この決定は、あるセキュリティ研究者がこの動作を重大なリスクとして指摘したことを受けたものである [3]。同研究者は、このような方法でパスワードを読み込むことで、マルウェアがシステムから情報を略奪することが容易になると述べた [3]。
当初、同社はこの慣行をセキュリティ上の欠陥とは見なしていなかった。Microsoftは、この動作はセキュリティ上の懸念事項ではないとしていた [4]。しかし、世論の反発と、悪用される可能性に関するさらなる証拠が提示されたことを受け、同社は方針を変更した [3]。
Edgeは主にWindowsプラットフォームで使用されており、そこではメモリをスキャンしてデータを盗み出す「メモリスクレイピング攻撃」が一般的な手法となっている [2]。今回のアップデートにより、ブラウザの初回起動時に保存済みパスワードがプロセスメモリ内で暗号化されていない状態で保存されることはなくなる [1], [2]。

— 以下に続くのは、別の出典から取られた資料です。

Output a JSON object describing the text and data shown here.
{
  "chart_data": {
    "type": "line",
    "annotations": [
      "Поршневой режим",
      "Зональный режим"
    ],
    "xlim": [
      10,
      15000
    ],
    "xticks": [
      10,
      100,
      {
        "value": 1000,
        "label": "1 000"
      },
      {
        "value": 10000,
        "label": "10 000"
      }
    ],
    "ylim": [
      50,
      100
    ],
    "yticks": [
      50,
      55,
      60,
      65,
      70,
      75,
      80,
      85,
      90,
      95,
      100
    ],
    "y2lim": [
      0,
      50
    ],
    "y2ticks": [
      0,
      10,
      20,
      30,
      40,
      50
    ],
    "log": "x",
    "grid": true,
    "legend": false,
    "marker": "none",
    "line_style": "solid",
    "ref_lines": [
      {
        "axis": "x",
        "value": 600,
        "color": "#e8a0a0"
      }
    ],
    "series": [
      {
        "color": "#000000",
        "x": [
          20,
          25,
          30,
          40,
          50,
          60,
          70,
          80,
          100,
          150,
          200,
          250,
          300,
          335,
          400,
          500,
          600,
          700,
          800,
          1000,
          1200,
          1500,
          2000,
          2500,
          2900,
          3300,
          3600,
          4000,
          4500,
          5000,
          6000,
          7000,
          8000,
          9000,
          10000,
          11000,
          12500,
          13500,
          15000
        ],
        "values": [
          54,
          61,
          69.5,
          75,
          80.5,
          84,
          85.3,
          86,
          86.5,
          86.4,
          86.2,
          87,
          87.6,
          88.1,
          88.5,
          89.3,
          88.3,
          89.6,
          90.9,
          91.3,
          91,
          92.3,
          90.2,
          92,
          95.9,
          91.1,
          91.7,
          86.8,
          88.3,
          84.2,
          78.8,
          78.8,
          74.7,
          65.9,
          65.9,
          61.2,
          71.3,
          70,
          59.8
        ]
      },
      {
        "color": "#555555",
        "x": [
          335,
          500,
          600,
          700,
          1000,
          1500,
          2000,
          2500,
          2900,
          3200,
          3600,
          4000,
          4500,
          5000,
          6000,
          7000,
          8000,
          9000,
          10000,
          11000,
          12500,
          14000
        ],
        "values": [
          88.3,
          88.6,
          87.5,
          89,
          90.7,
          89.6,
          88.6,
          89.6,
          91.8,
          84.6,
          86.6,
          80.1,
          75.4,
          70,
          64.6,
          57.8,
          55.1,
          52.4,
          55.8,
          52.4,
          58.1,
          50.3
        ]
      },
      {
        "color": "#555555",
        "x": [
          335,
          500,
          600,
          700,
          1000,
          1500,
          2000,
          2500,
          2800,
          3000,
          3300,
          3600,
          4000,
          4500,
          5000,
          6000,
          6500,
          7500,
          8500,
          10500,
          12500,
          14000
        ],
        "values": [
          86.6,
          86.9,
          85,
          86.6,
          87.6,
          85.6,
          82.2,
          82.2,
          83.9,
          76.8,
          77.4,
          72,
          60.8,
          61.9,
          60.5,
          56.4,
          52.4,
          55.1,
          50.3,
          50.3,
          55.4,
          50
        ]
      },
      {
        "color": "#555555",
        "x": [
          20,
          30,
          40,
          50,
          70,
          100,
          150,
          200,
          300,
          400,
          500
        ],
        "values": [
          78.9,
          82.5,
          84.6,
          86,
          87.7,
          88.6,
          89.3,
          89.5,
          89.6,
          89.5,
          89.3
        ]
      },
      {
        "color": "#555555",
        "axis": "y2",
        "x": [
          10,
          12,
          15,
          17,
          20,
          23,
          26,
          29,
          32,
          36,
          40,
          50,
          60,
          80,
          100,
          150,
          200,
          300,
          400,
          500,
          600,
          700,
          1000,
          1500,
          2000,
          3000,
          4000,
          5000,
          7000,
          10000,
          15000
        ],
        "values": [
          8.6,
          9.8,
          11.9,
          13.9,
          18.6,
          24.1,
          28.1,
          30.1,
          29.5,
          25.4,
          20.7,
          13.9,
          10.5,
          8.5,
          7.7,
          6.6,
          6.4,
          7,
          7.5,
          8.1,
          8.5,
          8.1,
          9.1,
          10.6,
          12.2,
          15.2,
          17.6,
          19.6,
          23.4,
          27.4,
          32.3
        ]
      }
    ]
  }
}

Microsoftは公開ドキュメントにおいて、この修正の展開に関する具体的なスケジュールは提示していないが、開発チームはアプローチを変更したと述べている [1]。
“Microsoftは、起動時に保存済みパスワードをプロセスメモリに平文で読み込まないようEdgeウェブブラウザをアップデートしている。”
今回のアップデートは、Microsoftがブラウザのパフォーマンスとセキュリティのバランスをどのように捉えているかという方針転換を反映している。起動時にパスワードをメモリに読み込むことで、パスワードマネージャーの速度がわずかに向上していた可能性があるが、マルウェアがRAMを読み取って機密文字列を探し出す「メモリスクレイピング」のリスクがそのメリットを上回った。この動きにより、Edgeはローカルでの認証情報窃取を防ぐために他のモダンブラウザが採用している、より厳格なセキュリティ基準に準拠することになる。